In Lviv, volunteers organised food and supplies to send to other cities and produced home-made anti-tank obstacles after watching YouTube tutorials.

But for others, the worst has already come.

Oleg Rubak's wife Katia, 29, was crushed in their family home in Zhytomyr, west of Kyiv, by a Russian missile strike.

"One minute I saw her going into the bedroom. A minute later there was nothing," Rubak, 32, told AFP amid the ruins in the bitter winter chill.

"I hope she's in heaven and all is perfect for her," he said, in tears.

Gesturing at the pile of rubble, he said what remained was "not even a room, it's... maybe it's hell."

The conflict has already produced more than one million refugees who have streamed into neighbouring countries to be welcomed by volunteers handing them water, food and giving them medical treatment.

Both the EU and the United States said they would approve temporary protection for all refugees fleeing the war -- numbered by the United Nations at more than one million and counting.

"We left everything there as they came and ruined our lives," refugee Svitlana Mostepanenko told AFP in Prague.
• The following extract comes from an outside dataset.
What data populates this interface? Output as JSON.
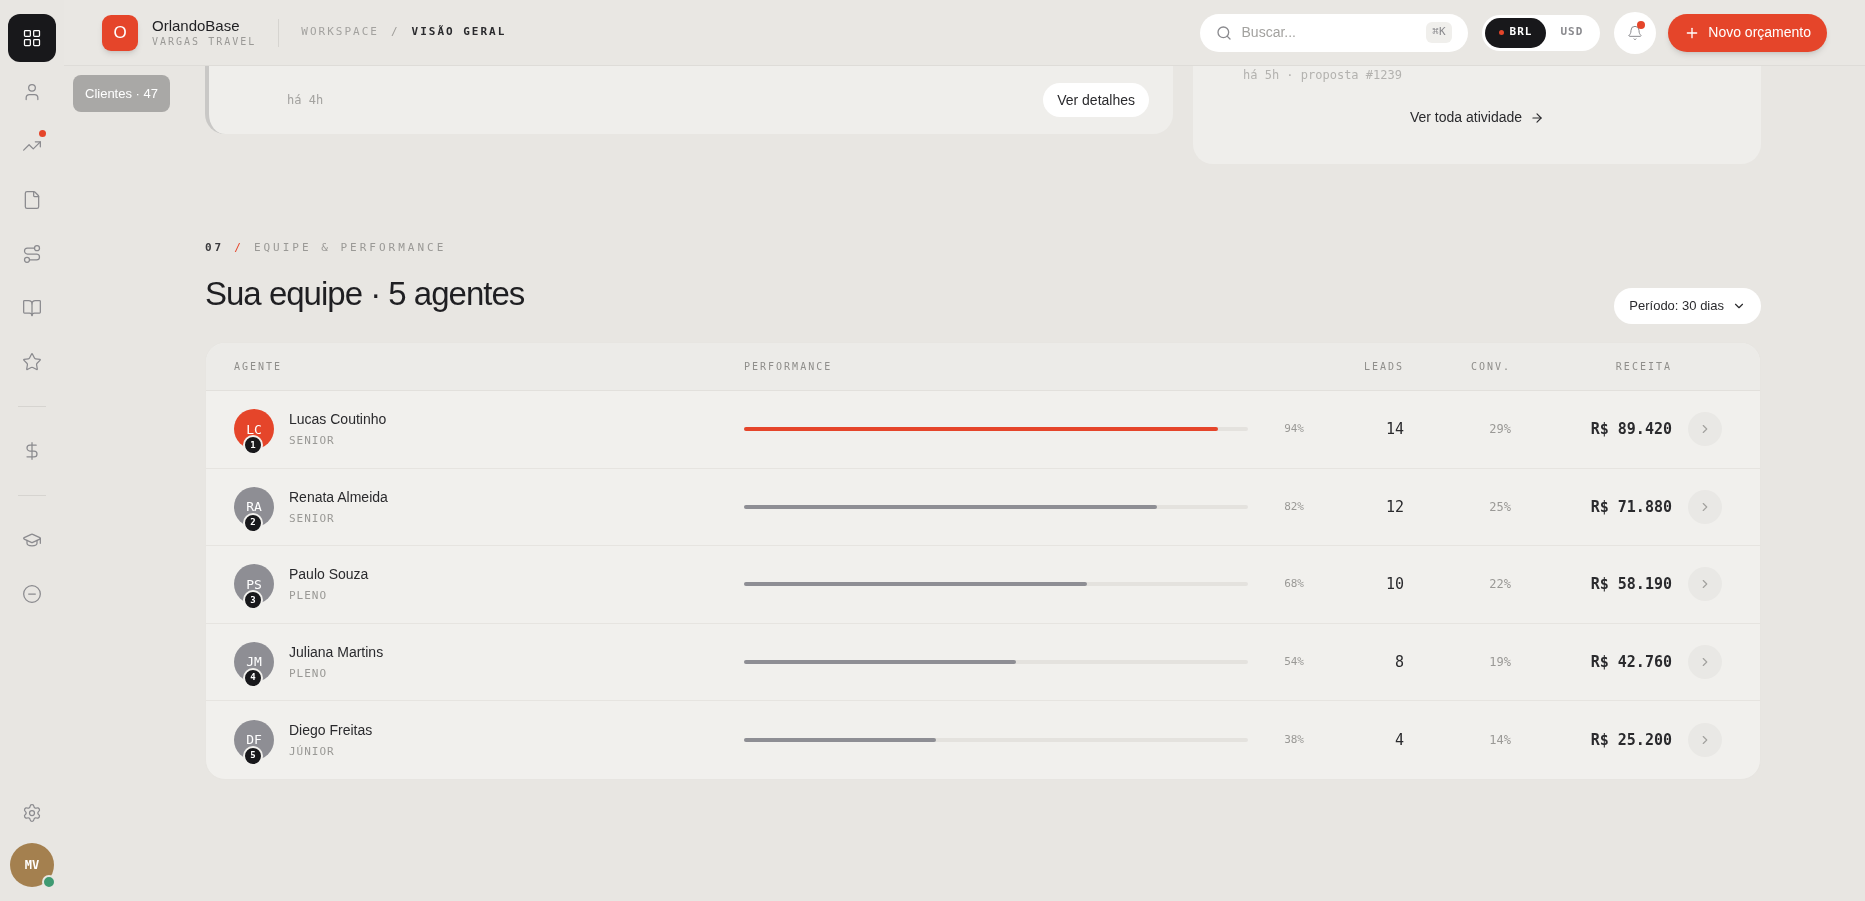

The fear of igniting all-out war with nuclear-armed Russia has put some limits on Western support for Ukraine, though a steady supply of weaponry and intelligence continues.

The main lever used to pressure Russia globally has been sanctions, piled on by the West.

The ruble has gone into free-fall, while Russia's central bank -- whose foreign reserves have been frozen in the West -- imposed a 30-percent tax on all sales of hard currency, following a run on lenders by ordinary Russians.

And Putin's invasion has seen some eastern European countries lean even harder West, with both Georgia and Moldova applying for EU membership on Thursday.

In Russia, authorities have imposed a media blackout on the fighting and two liberal media groups -- Ekho Moskvy radio and TV network Dozhd -- said they were halting operations, in another death-knell for independent reporting in Putin's Russia.